Boys to men: India retains Border-Gavaskar Trophy
India retaining the Border-Gavaskar Trophy — this was India’s second consecutive Test series win Down Under — can be compared to the fable of the phoenix. Having been humiliated in the opening Test where Virat Kohli’s men were bundled out for 36 in the second innings, India, under the able leadership of Ajinkya Rahane, the stand-in skipper, have risen from the ashes of shame, much like the proverbial phoenix, to create cricketing history. Facts will suggest that this is a history to be proud of. India has become the first country to beat Australia in Brisbane since 1988; India’s successful run chase also smashed an older record at the same ground. Yet, these feats are not enough to capture the courage and resilience shown by India’s young cricketers. Taken together, the total number of Tests played by India’s rookie bowlers at the Gabba was — astonishingly — four. Their inexperience was a direct fallout of injuries sustained by multiple regular players. But the young men turned adversity into an opportunity, playing as a unit — the triumph was possible on account of contributions from several cricketers — to beat the Australians in their own den. The unity, grit, skills and morale shown by this young league of extraordinary gentlemen makes this one of the finest moments in Indian cricket.

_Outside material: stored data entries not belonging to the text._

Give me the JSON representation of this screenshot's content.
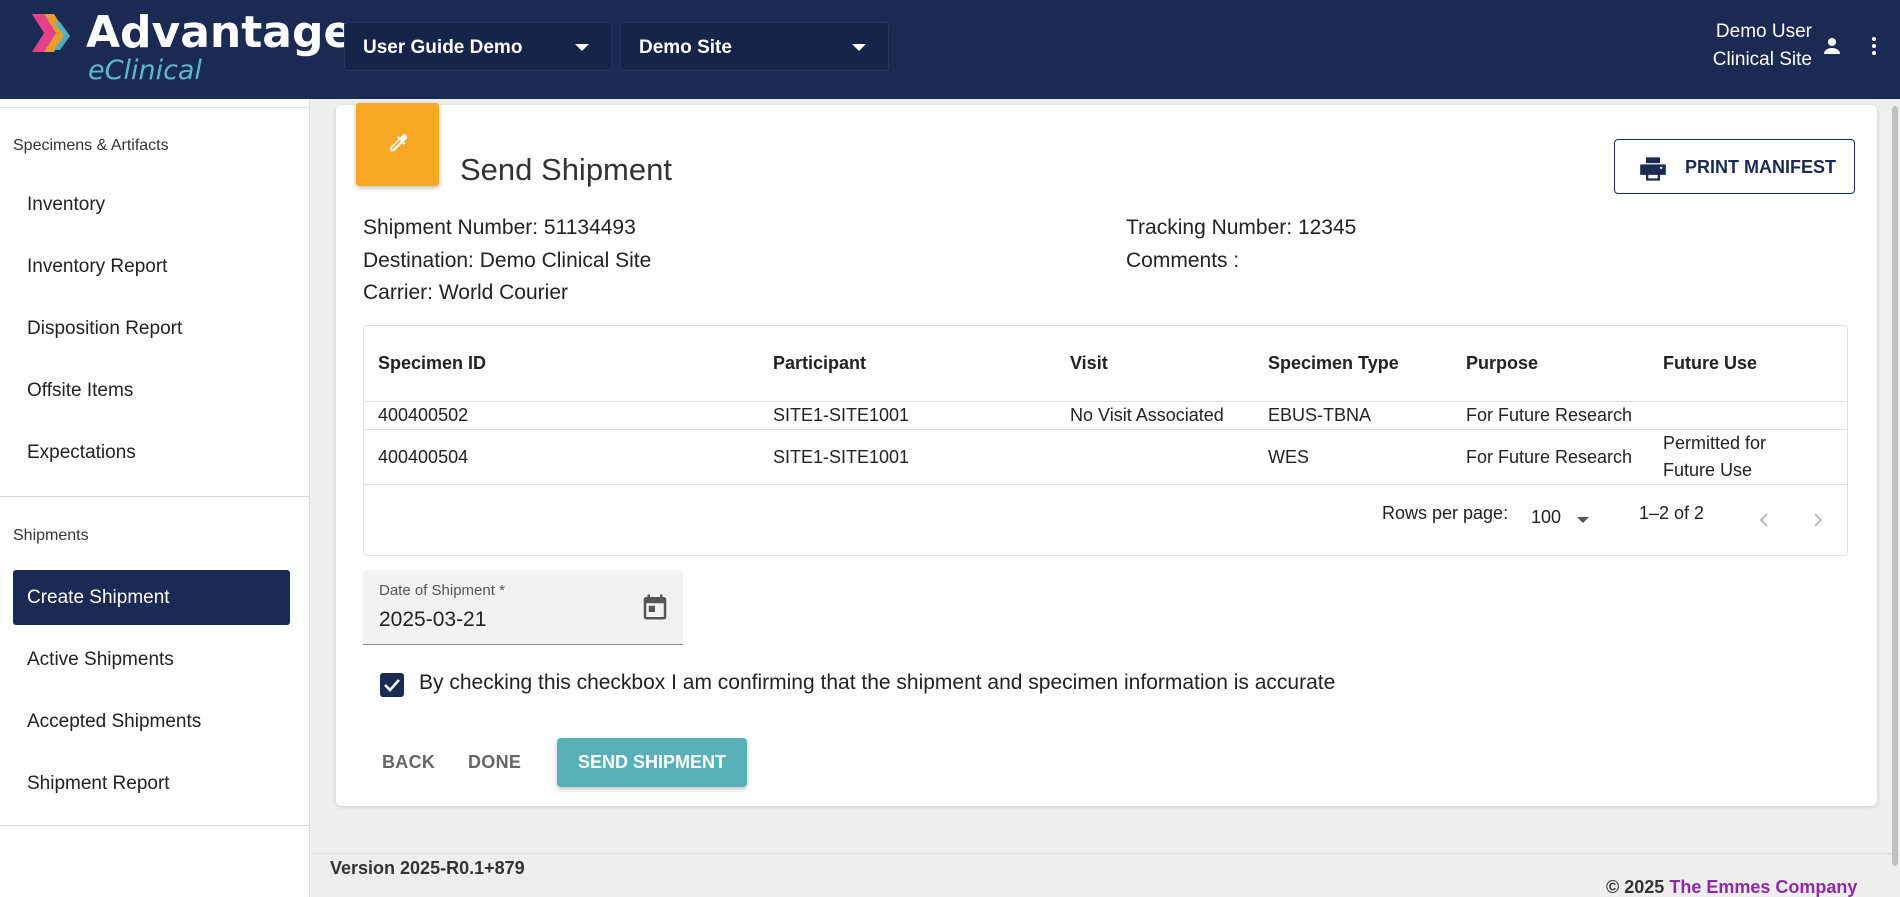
{
  "header": {
    "logo_title": "Advantage",
    "logo_subtitle": "eClinical",
    "study_selector": "User Guide Demo",
    "site_selector": "Demo Site",
    "user_name": "Demo User",
    "user_role": "Clinical Site",
    "brand_color": "#1b2a52"
  },
  "sidebar": {
    "sections": [
      {
        "label": "Specimens & Artifacts",
        "items": [
          "Inventory",
          "Inventory Report",
          "Disposition Report",
          "Offsite Items",
          "Expectations"
        ]
      },
      {
        "label": "Shipments",
        "items": [
          "Create Shipment",
          "Active Shipments",
          "Accepted Shipments",
          "Shipment Report"
        ]
      }
    ],
    "active_item": "Create Shipment"
  },
  "main": {
    "title": "Send Shipment",
    "tile_icon": "eyedropper-icon",
    "print_button": "PRINT MANIFEST",
    "info": {
      "shipment_number": "Shipment Number: 51134493",
      "destination": "Destination: Demo Clinical Site",
      "carrier": "Carrier: World Courier",
      "tracking_number": "Tracking Number: 12345",
      "comments": "Comments :"
    },
    "table": {
      "columns": [
        "Specimen ID",
        "Participant",
        "Visit",
        "Specimen Type",
        "Purpose",
        "Future Use"
      ],
      "rows": [
        [
          "400400502",
          "SITE1-SITE1001",
          "No Visit Associated",
          "EBUS-TBNA",
          "For Future Research",
          ""
        ],
        [
          "400400504",
          "SITE1-SITE1001",
          "",
          "WES",
          "For Future Research",
          "Permitted for Future Use"
        ]
      ],
      "pagination": {
        "rows_per_page_label": "Rows per page:",
        "rows_per_page": "100",
        "range": "1–2 of 2"
      }
    },
    "date_field": {
      "label": "Date of Shipment *",
      "value": "2025-03-21"
    },
    "confirm_checkbox": {
      "checked": true,
      "label": "By checking this checkbox I am confirming that the shipment and specimen information is accurate"
    },
    "buttons": {
      "back": "BACK",
      "done": "DONE",
      "send": "SEND SHIPMENT"
    },
    "accent_color": "#58b0b8",
    "tile_color": "#f9a825"
  },
  "footer": {
    "version": "Version 2025-R0.1+879",
    "copyright_prefix": "© 2025",
    "company": "The Emmes Company"
  }
}
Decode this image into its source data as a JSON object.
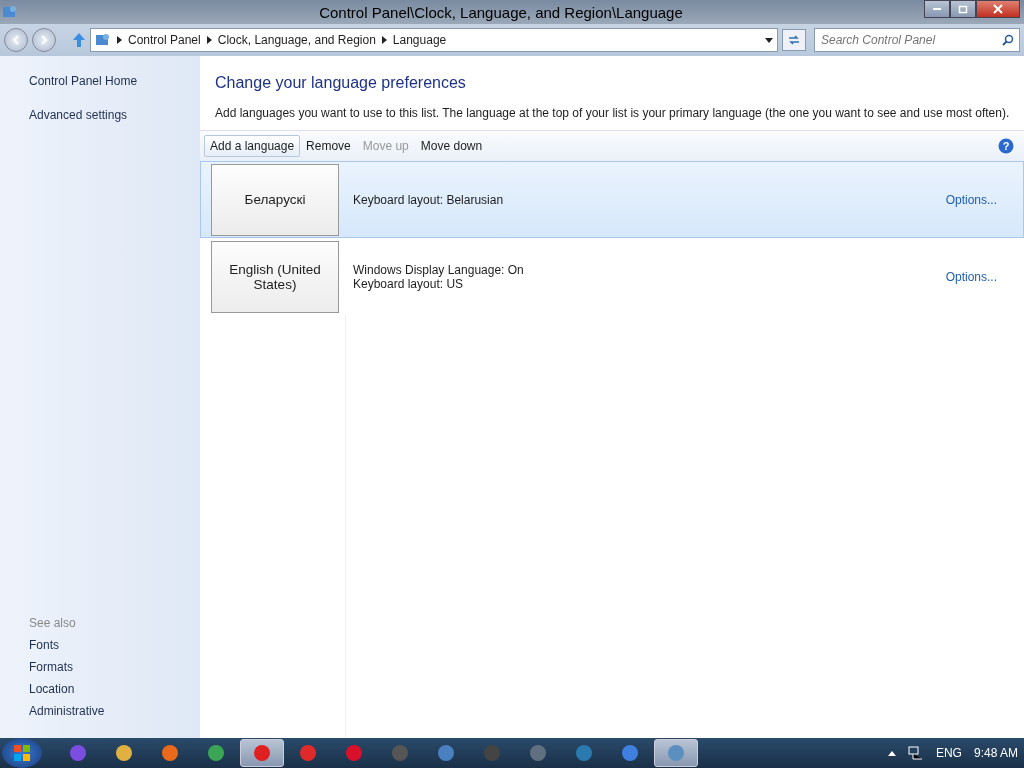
{
  "window": {
    "title": "Control Panel\\Clock, Language, and Region\\Language"
  },
  "address_bar": {
    "breadcrumbs": [
      "Control Panel",
      "Clock, Language, and Region",
      "Language"
    ],
    "search": {
      "placeholder": "Search Control Panel"
    }
  },
  "sidebar": {
    "links": [
      "Control Panel Home",
      "Advanced settings"
    ],
    "see_also": {
      "heading": "See also",
      "links": [
        "Fonts",
        "Formats",
        "Location",
        "Administrative"
      ]
    }
  },
  "content": {
    "heading": "Change your language preferences",
    "description": "Add languages you want to use to this list. The language at the top of your list is your primary language (the one you want to see and use most often).",
    "help": "?",
    "toolbar": [
      {
        "label": "Add a language",
        "disabled": false,
        "hovered": true
      },
      {
        "label": "Remove",
        "disabled": false,
        "hovered": false
      },
      {
        "label": "Move up",
        "disabled": true,
        "hovered": false
      },
      {
        "label": "Move down",
        "disabled": false,
        "hovered": false
      }
    ],
    "languages": [
      {
        "name": "Беларускі",
        "details": [
          "Keyboard layout: Belarusian"
        ],
        "options": "Options...",
        "selected": true
      },
      {
        "name": "English (United States)",
        "details": [
          "Windows Display Language: On",
          "Keyboard layout: US"
        ],
        "options": "Options...",
        "selected": false
      }
    ]
  },
  "taskbar": {
    "apps": [
      {
        "color": "#7b4de0",
        "selected": false
      },
      {
        "color": "#e0b040",
        "selected": false
      },
      {
        "color": "#e86a1a",
        "selected": false
      },
      {
        "color": "#3aa655",
        "selected": false
      },
      {
        "color": "#e02020",
        "selected": true
      },
      {
        "color": "#e02a2a",
        "selected": false
      },
      {
        "color": "#d8102a",
        "selected": false
      },
      {
        "color": "#555555",
        "selected": false
      },
      {
        "color": "#4a7fc0",
        "selected": false
      },
      {
        "color": "#444444",
        "selected": false
      },
      {
        "color": "#607080",
        "selected": false
      },
      {
        "color": "#2a7ab0",
        "selected": false
      },
      {
        "color": "#3f7fe0",
        "selected": false
      },
      {
        "color": "#5a8fc0",
        "selected": true
      }
    ],
    "language": "ENG",
    "time": "9:48 AM"
  }
}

History, however, is not made in one day. It is a cumulative process. India’s formidable bench strength — a second-string side took the field in Brisbane — is the result of the foresight of the Board of Control for Cricket in India that has invested heavily not only in infrastructure, coaching, tournaments — the Indian Premier League has yielded riches — but also in the raw potential of youth. There is a lesson here for leadership in other fields: belief in and imparting of skill to the youth can have a transformative impact on the nation as a whole.